Winter Reading
The stack of books waiting by my bed has risen to tottering height. So much to read and already the spring garden is calling. I want to recommend Ecology of a Cracker Childhood and Drifting into Darien, both by Georgia writer Janisse Ray. She is a memoir writer and and ecologist / naturalist who grew up in Baxley, Georgia (near where I grew up in Fitzgerald). Her home was in a junkyard, her family self-proclaimed "crackers," and the upbringing strange enough for any southern writer. The apostolic church, the state insane asylum, the cooky grandfather, etc., etc. are background music to Ray's developing love of the land she sprang from. She writes prose odes to the Altamaha River as she makes her way down it by boat. I newly appreciate the astounding flora and fauna of the region. And I always like to see writers from unlikely backgrounds soar.
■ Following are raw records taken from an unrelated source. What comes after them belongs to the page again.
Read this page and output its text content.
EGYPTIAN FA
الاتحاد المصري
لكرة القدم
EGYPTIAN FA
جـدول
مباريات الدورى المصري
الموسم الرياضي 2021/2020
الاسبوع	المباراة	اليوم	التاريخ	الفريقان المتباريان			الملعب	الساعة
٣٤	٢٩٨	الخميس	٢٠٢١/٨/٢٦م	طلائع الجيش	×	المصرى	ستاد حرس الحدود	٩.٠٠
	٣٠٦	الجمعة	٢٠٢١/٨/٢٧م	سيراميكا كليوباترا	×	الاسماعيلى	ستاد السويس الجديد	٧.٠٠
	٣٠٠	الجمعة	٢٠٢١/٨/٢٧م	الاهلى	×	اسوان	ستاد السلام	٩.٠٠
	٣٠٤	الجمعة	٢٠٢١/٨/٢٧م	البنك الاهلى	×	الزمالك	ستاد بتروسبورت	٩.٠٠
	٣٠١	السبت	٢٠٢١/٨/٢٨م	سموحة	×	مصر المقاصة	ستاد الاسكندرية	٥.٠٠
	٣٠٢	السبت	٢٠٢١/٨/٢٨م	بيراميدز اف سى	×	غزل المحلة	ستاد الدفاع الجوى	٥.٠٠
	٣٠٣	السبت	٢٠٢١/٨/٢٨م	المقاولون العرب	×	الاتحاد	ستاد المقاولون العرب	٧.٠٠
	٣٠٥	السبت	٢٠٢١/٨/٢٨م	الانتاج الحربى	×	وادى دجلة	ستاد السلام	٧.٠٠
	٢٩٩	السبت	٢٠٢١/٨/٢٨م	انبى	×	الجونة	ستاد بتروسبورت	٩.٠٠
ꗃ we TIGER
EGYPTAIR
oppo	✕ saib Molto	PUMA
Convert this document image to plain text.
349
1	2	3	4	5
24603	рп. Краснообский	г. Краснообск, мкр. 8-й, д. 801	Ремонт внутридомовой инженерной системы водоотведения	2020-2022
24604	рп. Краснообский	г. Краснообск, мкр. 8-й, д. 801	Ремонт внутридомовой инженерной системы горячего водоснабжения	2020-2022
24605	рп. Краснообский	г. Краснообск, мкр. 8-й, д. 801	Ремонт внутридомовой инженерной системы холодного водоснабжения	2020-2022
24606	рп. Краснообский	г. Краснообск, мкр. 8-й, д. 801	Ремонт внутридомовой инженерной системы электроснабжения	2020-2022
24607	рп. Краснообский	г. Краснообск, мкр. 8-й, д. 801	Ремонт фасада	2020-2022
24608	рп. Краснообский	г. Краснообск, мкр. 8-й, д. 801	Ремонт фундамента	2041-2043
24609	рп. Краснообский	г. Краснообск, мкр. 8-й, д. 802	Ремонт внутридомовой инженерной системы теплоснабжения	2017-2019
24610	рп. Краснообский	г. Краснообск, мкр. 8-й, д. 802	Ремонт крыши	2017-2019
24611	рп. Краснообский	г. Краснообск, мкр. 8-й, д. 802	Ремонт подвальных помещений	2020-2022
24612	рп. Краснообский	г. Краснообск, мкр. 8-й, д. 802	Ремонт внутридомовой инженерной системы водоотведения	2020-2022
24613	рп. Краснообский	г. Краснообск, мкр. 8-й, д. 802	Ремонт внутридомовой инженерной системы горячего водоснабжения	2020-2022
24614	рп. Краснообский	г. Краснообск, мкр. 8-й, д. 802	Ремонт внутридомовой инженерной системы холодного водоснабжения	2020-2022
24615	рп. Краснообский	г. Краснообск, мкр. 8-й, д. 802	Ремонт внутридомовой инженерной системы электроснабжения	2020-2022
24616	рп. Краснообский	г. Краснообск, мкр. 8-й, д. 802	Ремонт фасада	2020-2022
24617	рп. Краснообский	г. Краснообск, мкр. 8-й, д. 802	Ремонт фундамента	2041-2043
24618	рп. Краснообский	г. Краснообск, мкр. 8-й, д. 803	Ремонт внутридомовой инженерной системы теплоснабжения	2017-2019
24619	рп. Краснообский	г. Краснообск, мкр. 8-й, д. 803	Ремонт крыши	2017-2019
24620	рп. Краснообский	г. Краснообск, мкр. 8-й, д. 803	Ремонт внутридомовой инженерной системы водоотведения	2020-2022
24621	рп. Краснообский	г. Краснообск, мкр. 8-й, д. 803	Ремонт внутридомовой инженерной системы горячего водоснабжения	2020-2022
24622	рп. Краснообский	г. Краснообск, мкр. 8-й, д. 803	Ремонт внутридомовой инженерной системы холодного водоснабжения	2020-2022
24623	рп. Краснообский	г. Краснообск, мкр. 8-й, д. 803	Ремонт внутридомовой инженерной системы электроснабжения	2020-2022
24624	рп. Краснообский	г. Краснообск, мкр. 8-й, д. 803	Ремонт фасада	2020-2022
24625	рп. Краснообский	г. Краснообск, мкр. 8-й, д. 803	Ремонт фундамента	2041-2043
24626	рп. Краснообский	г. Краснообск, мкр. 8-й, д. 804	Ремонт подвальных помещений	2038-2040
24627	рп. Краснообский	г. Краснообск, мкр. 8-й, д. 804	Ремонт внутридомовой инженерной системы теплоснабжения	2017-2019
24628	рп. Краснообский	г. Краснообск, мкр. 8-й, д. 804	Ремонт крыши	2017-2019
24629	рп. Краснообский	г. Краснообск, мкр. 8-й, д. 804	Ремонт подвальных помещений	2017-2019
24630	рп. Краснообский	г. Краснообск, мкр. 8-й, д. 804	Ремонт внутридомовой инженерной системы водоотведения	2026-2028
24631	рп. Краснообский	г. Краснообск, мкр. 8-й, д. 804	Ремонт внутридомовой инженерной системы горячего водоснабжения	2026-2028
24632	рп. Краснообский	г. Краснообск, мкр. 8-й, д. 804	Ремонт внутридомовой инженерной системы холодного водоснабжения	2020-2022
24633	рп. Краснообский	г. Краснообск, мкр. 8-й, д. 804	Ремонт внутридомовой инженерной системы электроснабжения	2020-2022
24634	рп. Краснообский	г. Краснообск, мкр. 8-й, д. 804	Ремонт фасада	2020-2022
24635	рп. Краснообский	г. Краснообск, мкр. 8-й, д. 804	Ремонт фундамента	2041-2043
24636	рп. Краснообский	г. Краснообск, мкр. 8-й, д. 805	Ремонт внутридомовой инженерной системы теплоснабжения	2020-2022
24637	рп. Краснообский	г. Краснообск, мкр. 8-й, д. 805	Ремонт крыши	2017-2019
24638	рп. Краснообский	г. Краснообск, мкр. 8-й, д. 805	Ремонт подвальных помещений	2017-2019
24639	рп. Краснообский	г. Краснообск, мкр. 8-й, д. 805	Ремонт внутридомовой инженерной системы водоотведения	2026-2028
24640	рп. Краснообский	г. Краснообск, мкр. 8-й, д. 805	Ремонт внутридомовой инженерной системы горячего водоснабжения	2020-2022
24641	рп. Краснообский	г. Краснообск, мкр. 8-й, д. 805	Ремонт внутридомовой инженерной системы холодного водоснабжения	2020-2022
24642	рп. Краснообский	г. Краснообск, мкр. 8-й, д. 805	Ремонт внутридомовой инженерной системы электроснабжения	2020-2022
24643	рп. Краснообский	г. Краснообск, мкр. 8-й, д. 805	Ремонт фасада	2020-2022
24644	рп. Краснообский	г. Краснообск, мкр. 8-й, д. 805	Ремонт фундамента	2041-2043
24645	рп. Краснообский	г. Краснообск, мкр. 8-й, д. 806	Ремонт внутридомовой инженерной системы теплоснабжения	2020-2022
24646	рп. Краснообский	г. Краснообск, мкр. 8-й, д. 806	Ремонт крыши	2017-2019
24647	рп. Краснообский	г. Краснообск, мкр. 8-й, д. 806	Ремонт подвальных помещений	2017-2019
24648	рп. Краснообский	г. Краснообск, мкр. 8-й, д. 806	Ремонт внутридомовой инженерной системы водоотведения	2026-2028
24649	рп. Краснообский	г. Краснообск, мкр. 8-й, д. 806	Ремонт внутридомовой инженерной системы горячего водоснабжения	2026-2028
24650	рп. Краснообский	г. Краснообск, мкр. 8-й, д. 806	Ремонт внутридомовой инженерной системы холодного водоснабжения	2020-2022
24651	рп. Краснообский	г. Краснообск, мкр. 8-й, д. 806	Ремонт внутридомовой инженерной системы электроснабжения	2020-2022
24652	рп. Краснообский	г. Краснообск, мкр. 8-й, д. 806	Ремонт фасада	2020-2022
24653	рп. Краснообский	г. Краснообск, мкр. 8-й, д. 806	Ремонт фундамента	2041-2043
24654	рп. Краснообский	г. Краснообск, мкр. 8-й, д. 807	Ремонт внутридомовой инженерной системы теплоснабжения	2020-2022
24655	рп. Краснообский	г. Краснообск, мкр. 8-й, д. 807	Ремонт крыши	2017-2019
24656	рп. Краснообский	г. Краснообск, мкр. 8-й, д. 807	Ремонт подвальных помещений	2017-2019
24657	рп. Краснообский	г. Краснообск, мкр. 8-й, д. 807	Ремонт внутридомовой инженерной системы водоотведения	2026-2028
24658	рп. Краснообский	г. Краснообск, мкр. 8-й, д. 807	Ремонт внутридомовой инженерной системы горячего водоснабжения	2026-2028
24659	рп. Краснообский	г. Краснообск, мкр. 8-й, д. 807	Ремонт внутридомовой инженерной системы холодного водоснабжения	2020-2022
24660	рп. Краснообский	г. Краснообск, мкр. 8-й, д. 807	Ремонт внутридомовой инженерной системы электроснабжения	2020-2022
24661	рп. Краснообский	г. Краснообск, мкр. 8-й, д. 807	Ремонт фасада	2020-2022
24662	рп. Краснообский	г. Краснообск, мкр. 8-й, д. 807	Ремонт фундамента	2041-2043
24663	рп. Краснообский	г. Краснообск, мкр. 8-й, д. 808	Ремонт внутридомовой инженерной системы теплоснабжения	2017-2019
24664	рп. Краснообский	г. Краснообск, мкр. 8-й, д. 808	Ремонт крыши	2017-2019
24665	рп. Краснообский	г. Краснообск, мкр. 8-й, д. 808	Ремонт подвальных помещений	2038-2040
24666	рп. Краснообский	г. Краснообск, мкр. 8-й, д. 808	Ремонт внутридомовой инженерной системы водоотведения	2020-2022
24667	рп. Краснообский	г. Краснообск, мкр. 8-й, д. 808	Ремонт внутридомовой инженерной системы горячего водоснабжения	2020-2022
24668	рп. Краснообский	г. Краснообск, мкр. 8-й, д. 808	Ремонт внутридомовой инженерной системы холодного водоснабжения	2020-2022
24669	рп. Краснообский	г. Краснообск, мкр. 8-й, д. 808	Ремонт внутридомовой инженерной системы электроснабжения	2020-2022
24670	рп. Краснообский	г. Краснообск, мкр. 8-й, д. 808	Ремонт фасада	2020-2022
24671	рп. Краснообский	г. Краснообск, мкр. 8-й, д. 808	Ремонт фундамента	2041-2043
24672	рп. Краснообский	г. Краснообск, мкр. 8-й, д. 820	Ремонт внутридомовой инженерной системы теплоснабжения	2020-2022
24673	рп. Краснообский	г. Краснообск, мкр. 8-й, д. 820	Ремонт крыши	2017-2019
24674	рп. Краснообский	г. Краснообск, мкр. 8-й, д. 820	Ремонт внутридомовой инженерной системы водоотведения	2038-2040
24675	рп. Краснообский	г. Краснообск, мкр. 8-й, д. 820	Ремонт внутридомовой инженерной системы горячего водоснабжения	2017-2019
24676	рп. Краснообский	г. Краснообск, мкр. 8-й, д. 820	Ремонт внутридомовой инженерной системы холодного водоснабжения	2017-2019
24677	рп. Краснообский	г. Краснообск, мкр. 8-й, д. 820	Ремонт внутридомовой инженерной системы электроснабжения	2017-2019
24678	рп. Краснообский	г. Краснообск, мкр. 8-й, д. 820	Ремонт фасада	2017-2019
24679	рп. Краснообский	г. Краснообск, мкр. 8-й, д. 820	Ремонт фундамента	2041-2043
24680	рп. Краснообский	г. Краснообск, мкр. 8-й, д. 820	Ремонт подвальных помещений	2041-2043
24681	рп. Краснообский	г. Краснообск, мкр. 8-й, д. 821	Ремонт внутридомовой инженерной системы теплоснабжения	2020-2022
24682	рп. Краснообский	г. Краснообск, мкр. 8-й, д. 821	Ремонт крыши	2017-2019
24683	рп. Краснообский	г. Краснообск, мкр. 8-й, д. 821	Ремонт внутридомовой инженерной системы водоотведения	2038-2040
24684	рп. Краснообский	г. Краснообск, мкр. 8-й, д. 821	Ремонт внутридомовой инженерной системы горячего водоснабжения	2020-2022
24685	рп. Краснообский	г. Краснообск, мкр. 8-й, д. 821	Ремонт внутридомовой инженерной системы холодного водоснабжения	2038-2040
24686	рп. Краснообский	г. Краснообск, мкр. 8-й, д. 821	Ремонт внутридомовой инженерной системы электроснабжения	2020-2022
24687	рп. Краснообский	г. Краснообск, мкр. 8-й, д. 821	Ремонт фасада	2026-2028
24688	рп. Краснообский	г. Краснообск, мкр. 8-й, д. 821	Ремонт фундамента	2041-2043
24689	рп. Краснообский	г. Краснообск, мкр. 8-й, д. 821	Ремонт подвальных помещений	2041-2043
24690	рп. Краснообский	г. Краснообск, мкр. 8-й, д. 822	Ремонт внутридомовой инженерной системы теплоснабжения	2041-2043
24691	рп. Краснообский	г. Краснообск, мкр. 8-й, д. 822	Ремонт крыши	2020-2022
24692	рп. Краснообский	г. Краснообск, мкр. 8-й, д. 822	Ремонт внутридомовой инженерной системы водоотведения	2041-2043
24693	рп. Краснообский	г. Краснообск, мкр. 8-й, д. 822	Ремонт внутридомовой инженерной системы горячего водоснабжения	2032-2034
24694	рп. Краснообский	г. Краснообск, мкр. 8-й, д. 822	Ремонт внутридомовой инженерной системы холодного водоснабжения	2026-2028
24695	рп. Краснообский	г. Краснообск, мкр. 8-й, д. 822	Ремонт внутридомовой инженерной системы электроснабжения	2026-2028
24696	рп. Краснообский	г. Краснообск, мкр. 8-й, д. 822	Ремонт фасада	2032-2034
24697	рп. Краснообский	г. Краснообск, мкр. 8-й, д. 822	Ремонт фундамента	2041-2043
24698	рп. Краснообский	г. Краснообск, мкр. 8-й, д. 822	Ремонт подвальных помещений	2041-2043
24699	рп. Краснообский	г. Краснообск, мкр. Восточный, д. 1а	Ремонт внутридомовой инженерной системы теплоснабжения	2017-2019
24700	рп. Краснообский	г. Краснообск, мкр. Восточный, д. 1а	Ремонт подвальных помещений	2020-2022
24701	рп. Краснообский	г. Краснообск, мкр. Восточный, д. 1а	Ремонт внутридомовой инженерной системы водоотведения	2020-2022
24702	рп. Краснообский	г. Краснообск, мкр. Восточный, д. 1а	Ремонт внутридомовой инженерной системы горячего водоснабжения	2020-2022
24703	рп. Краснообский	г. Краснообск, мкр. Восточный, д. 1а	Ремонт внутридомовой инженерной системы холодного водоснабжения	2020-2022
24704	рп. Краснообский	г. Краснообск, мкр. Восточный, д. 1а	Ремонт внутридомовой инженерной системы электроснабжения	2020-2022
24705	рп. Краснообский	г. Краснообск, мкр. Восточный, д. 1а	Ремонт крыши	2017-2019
I read several novels in January that I would pass on to you if you were my neighbor: Swamplandia by Karen Russell, The Fireman's Fair by Josephine Humphreys, and If You Lived Here by Diana Sachs–all three good pull-up-by -the-fire books. I also read three others that I would not recommend–so no use to mention them and hurt the authors' feelings. I'm deeply into Barry Hannah's Long Last Happy: New and Selected Stories. He's, of course, a one-off writer, deeply quirky and sprung with life. Next, I'm launching into The Man Without Qualities by Robert Musil. My friend Rena says it's the best book she's ever read; she fell into the Musil-world as if down the rabbit hole. She recommends the Wilkins / Pike translation. 1130 pages! Should get me through most of February.
Would love to hear recommendations from you!